En los últimos años se popularizó el concepto de wellness, acuñado por primera vez por el bioestadístico del Gobierno de Estados Unidos, Halbert Dunn, a finales de 1950. Se trata de un movimiento cultural que distingue "buena salud", simplemente no estar enfermo, y "bienestar de alto nivel". La salud se vuelve un proyecto que combina distintas prácticas como yoga, meditación, alimentación y suplementos para acercarse a ese bienestar utópico. La premisa se apoya en que si se controlan lo suficiente los hábitos, se alcanza la plenitud.
Y también es un negocio. Actualmente la industria del bienestar en Estados Unidos mueve 2.1 billones de dólares anuales, según los datos del Global Wellness Institute (GWI). Este sector abarca un 7,33% del PBI del país.
El biohacking es una rama radicalizada y masculinizada del wellness, pero ambos venden la idea del "control total". El término combina "biología" y "hacking" y propone monitorear el propio cuerpo mediante el uso de tecnología y suplementación para mejorar el rendimiento físico y cognitivo, y ralentizar el envejecimiento. Asprey se adjudica el término, pero no hay un consenso total. Lo cierto es que lo popularizó desde 2004.
Las prácticas se caracterizan por: dieta, ayuno intermitente, exposición a frío o calor, seguimiento de biomarcadores, consumo sistemático de suplementos, análisis de sangre recurrentes, terapias de luz y transfusiones de plasma. No obstante, hasta el momento no hay ensayos clínicos que respalden la efectividad de los métodos para detener el envejecimiento.
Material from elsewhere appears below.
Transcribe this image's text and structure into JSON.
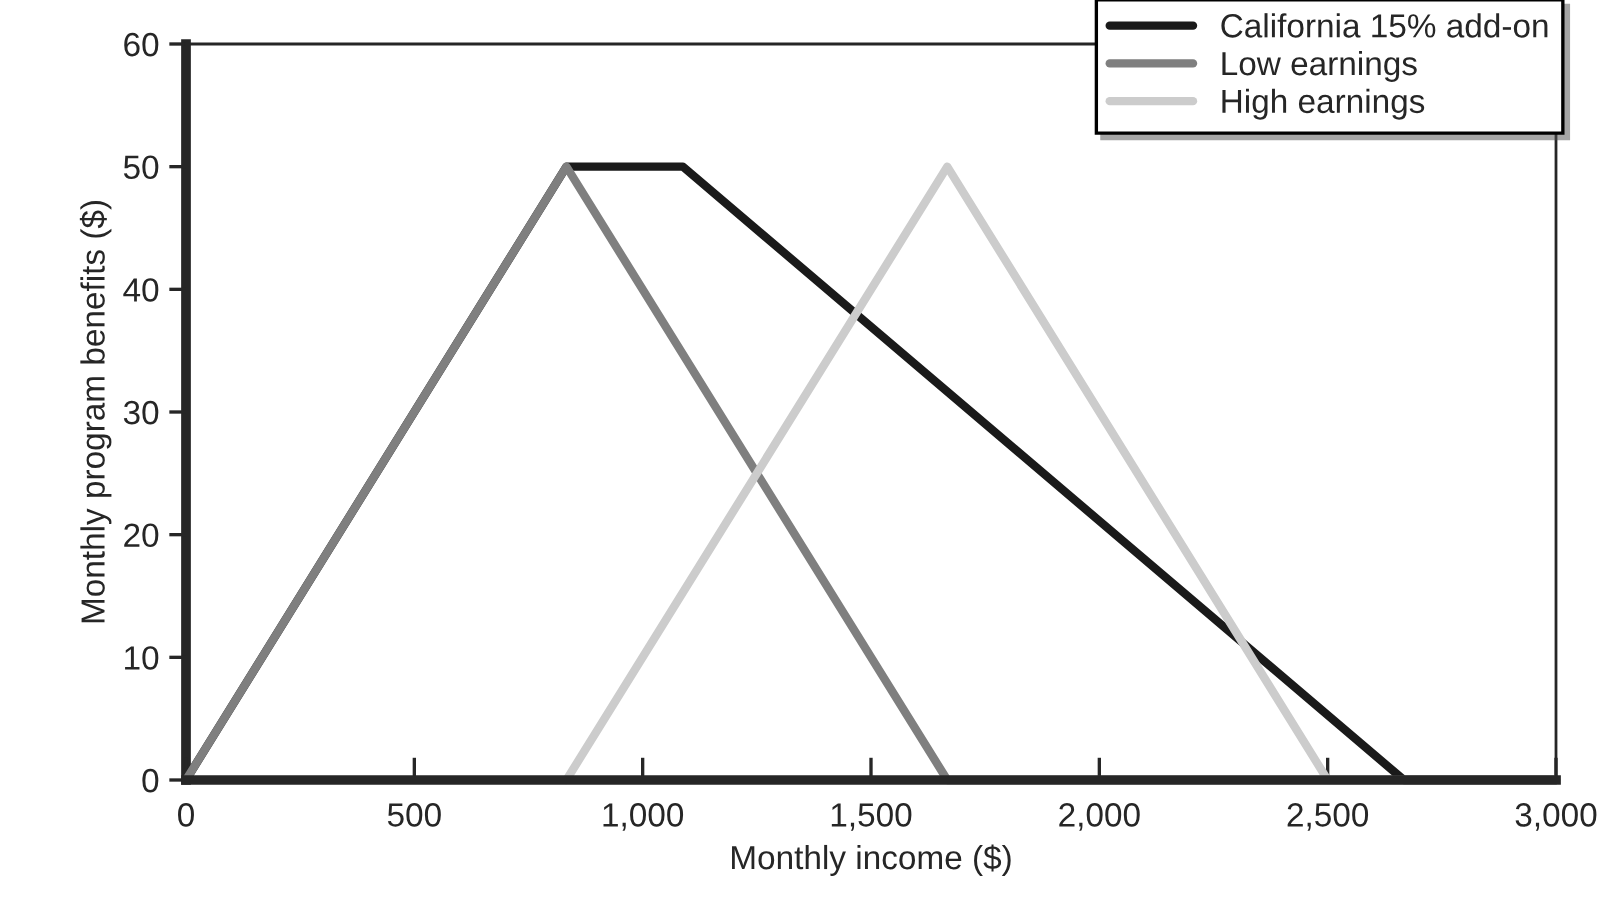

Johnson no es el único. Existen otros varones que también promueven el biohacking: Dave Asprey, Gary Brecka y David Sinclair son algunos de los más populares. Ahora bien, además de la venta de protocolos, dietas y terapias experimentales para ganarle al paso del tiempo, ¿qué más tienen en común estas personas?
El punto principal es que la mayoría viene del mundo tecnológico y extiende esa interpretación al cuerpo humano. Como si el organismo fuera un sistema hackeable, medible y optimizable como un software. Y en este sentido, todos usan terminología científica para vender productos que carecen de tal respaldo, pero esto los distancia de otros influencers que comercializan productos similares como el té detox de Kim Kardashian.
Otro rasgo es que ninguno habla concretamente de sentirse mejor, sino de métricas, biomarcadores y edad epigenética. La revista Nature señala que así se convierte la experiencia subjetiva en algo que parece objetivo y verificable.
Haber vivido un momento difícil es otra característica que comparten. Johnson asegura que los años de desgaste empresarial, malos hábitos y depresión fueron subsanados con la disciplina total del protocolo. Para Asprey, pesar más de 130 kilos en su juventud y las largas jornadas en Silicon Valley le dejaron niebla mental, artritis y prediabetes que logró dejar atrás con este cambio de vida.
Peter Thiel, Jeff Bezos (Amazon), Sam Altman (OpenAI), Larry Ellison (Oracle) son algunos de los magnates tecnológicos que contribuyen a financiar estas propuestas.